2023-03-25 08:30 作者:乱山昏_  | 我要投稿

原文标题:Pegasus Device: Reckoning

作者:AuroraDawn

原文链接:https://www.fimfiction.net/story/483427/pegasus-device-reckoning

原文标签:MLP:FIM; Gore; Violence; Death; Profanity; Dark; Horror; Alt. Universe; OC

译者:乱山昏、藤椒向日葵

已获得授权,中文版转载请经过许可。

 

为了更好的阅读体验,请从序章开始阅读。

第六章

雨夹着雪,打在两匹雄驹身上。他们沿着古老的农场土路朝荫尾镇走去。湿漉漉的雪粘在橡树的皮毛上,他浑身发抖。现在,他对日落上校关于清算的言论已经深信不疑了,因为在这本是初秋的日子里,来自寒冬的天气折磨着他。
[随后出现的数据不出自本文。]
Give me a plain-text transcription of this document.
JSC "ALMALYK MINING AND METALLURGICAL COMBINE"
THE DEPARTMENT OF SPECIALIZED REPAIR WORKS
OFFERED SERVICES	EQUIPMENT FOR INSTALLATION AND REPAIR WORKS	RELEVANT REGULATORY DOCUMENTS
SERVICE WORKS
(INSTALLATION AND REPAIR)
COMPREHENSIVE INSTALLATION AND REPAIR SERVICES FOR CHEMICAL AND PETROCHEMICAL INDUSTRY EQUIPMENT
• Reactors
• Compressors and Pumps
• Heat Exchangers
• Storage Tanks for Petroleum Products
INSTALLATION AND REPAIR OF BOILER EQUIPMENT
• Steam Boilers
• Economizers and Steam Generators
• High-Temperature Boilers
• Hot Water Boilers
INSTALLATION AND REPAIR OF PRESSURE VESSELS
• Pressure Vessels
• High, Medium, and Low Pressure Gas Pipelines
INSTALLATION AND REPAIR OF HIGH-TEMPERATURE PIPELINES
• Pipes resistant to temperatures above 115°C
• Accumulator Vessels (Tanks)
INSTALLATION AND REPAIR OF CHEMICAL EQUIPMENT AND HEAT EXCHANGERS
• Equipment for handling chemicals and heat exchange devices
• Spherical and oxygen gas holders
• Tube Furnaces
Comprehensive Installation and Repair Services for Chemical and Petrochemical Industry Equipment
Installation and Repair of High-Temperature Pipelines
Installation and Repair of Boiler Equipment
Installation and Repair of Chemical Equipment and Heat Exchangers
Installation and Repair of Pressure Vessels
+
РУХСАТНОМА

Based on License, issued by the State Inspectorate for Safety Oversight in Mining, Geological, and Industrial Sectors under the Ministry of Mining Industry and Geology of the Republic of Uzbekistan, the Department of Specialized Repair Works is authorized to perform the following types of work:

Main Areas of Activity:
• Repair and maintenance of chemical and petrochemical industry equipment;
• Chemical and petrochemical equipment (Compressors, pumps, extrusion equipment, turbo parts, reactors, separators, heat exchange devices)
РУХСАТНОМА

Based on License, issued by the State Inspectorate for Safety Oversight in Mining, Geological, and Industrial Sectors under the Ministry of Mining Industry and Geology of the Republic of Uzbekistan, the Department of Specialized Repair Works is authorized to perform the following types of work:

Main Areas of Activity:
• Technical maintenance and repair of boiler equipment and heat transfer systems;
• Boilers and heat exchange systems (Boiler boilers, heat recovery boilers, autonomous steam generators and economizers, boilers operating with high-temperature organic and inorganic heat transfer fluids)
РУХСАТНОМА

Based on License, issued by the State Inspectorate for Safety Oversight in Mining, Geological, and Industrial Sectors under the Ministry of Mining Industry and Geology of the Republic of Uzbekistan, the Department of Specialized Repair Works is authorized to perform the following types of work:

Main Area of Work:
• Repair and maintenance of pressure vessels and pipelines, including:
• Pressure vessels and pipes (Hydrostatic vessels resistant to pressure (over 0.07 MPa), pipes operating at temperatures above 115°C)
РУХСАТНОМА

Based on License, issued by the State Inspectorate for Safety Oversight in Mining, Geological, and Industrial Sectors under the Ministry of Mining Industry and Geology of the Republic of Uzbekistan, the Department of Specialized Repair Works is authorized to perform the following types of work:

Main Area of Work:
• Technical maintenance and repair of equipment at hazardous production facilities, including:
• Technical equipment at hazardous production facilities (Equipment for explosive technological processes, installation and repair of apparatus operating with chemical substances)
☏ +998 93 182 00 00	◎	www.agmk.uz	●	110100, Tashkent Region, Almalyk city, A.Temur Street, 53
日落上校伸出一只翅膀,盖住了老陆马的后背,保护他不被雪淋到,并督促他走得快一点。这位戴着墨镜的老兵朝橡树友好一笑,继续说下去。

橡树并不想觉得日落是友好的。他真心的同情中有一种东西让他感到恶心。这匹小马像驱赶牛群一样自如地使唤他的邻里,像古天马传说中的维京马一样洗劫他们的家。橡树认为,这匹从组织里步步爬上来雄驹之所以被选中,不仅是因为他的忠诚和在协调群众方面的智慧,也在于他对日常生活方方面面的制度性破坏。现在,他正用毛茸茸的羽毛温暖着他裸露的背部。这不对——怎么会有小马的本性如此割裂呢?关心个体与组织,却不关心全体公众的福祉。一想到这件事,他的头就疼。

“现在你想起我对你说的了吧?这是我们合作中至关重要的第一步,橡树。”日落在毫不停歇的狂风中大喊,“我们真的需要每一匹能施展那些咒语的独角兽。如果我们得不到他们,整场行动就都失败了,你明白吗?”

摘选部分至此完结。